At the end of the book he offers a bit of a rationale for prediction but warns against reading too closely or discounting variables which could change the outcome.  Mostly, he argues against arrogance and certainty in favour of humility and uncertainty.  In a word predictions are at best: provision.  They may offer direction, suggestions, and ideas worth mulling.  But they can not and should not offer certainty. 

A very useful book in the face of all the futurist books out there...from psychics to environmental armageddon to the rise of China and the fall of America. 

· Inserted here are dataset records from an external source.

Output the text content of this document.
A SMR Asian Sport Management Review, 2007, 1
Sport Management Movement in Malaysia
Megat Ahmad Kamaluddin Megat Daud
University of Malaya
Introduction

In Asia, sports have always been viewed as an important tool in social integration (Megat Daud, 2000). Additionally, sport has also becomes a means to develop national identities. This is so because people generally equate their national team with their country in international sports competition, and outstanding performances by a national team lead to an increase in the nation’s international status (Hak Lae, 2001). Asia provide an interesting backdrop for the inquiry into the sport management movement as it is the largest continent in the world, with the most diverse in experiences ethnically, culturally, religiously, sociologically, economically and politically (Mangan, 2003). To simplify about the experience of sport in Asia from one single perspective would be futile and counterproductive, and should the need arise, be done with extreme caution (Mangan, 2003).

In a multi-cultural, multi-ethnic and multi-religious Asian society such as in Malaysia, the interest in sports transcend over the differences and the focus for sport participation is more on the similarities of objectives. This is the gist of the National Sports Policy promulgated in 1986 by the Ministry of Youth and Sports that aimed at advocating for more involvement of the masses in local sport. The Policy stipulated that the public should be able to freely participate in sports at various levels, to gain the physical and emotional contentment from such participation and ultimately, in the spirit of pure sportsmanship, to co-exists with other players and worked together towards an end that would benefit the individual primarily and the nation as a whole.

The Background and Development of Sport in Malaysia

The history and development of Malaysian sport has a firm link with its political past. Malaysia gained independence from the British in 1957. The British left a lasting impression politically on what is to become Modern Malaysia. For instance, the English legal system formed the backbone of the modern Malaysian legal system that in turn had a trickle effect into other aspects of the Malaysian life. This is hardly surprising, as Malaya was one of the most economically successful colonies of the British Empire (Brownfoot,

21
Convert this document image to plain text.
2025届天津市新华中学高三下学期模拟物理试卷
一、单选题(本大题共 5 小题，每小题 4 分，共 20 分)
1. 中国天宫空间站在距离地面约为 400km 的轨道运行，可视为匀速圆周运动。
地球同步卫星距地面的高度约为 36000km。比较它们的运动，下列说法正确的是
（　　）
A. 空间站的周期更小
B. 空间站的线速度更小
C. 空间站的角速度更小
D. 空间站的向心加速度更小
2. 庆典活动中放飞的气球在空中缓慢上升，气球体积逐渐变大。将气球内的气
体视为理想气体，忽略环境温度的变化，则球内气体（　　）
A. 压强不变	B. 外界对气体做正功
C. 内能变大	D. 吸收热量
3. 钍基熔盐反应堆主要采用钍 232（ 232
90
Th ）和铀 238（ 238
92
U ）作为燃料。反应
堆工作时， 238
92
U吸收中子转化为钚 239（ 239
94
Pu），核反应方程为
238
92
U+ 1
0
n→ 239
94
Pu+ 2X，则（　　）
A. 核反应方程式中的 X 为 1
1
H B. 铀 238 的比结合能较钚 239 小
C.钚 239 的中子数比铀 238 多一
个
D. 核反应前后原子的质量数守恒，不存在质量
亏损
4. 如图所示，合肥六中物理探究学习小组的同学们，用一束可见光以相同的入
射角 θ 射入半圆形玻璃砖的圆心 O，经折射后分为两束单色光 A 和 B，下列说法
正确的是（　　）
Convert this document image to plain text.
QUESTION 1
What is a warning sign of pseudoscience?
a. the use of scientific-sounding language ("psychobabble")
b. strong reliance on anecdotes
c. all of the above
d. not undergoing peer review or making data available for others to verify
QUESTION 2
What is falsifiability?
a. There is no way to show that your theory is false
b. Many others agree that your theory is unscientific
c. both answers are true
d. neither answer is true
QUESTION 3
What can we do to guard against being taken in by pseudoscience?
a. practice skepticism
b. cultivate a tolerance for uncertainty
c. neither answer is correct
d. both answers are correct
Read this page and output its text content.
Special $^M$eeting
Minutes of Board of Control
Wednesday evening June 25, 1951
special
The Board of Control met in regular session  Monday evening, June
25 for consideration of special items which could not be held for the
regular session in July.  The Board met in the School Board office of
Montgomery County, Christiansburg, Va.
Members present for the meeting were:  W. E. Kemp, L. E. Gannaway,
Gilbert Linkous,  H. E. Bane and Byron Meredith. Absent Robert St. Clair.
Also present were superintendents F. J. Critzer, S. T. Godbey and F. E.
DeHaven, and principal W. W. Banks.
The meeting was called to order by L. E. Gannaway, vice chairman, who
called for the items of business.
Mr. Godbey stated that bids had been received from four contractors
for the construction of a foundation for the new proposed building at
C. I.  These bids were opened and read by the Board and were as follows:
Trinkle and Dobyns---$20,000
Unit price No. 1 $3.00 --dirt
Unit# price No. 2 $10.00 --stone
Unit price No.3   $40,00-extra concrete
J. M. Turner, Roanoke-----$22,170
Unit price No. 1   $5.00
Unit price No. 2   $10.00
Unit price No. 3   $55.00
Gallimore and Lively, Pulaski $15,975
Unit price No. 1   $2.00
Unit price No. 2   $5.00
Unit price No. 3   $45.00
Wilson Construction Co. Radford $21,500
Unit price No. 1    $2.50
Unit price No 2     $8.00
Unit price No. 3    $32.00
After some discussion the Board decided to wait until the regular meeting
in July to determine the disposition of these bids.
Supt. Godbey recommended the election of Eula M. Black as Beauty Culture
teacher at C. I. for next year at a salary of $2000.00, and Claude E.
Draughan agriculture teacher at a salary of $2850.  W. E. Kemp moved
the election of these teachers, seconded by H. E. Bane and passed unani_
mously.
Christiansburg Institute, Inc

Very accessible....deals with statistics, psychology, neuroscience, general science, political science, sociology, cultural anthropology, current events, and the history of predictions (this was really interesting and made the book worthwhile on its own....but much more made it worth reading as well).

Highly Recommended

Wednesday, September 7, 2011

The Egg Said Nothing: Review

Shovels and missed opportunities. This was a book which could have risen to the level of literary fiction but flopped about in science fantasy and beta male fantasies. It probably deserves two stars but I've given it three. Where are the problems 1. flat characters with predictable problems 2. no dramatic tension 3. typical three act structure which would have been better as a five act 4. uninspired plotting....kinda reminds me of Jonathan Carroll's "The Wooden Sea" but not as interesting 5. missed opportunities to deepen character and plot....examples: we do not meet his mother until 2/3s of the way through chapter 13 and there are only 16 chapters. She has obviously traumatized him and he feeds off of her parasitically...yet she is only given one solid paragraph and then dismissed to pastiche and cliche. The waitress girlfriend we never learn much of....the whole relationship is the driver of the plot but she's a stick figure. Stealing money to live...there are whole sociological volumes waiting to be exploited here. The multiple selves....who could have missed this opportunity? The great idea is about 'gender relations'....christ almighty are we back in the culture wars where every pathetic idea gets its day? Then this meta-toot is never really explored...even cryptically 6. the prose style was flat and lifeless....all characters sounded the same and little attention was paid to style and dialogue. Was it a bad book...no. But it could have been so much better Okay for a light afternoon read if you don't want to think about anything at all...least of all the story. Yawn.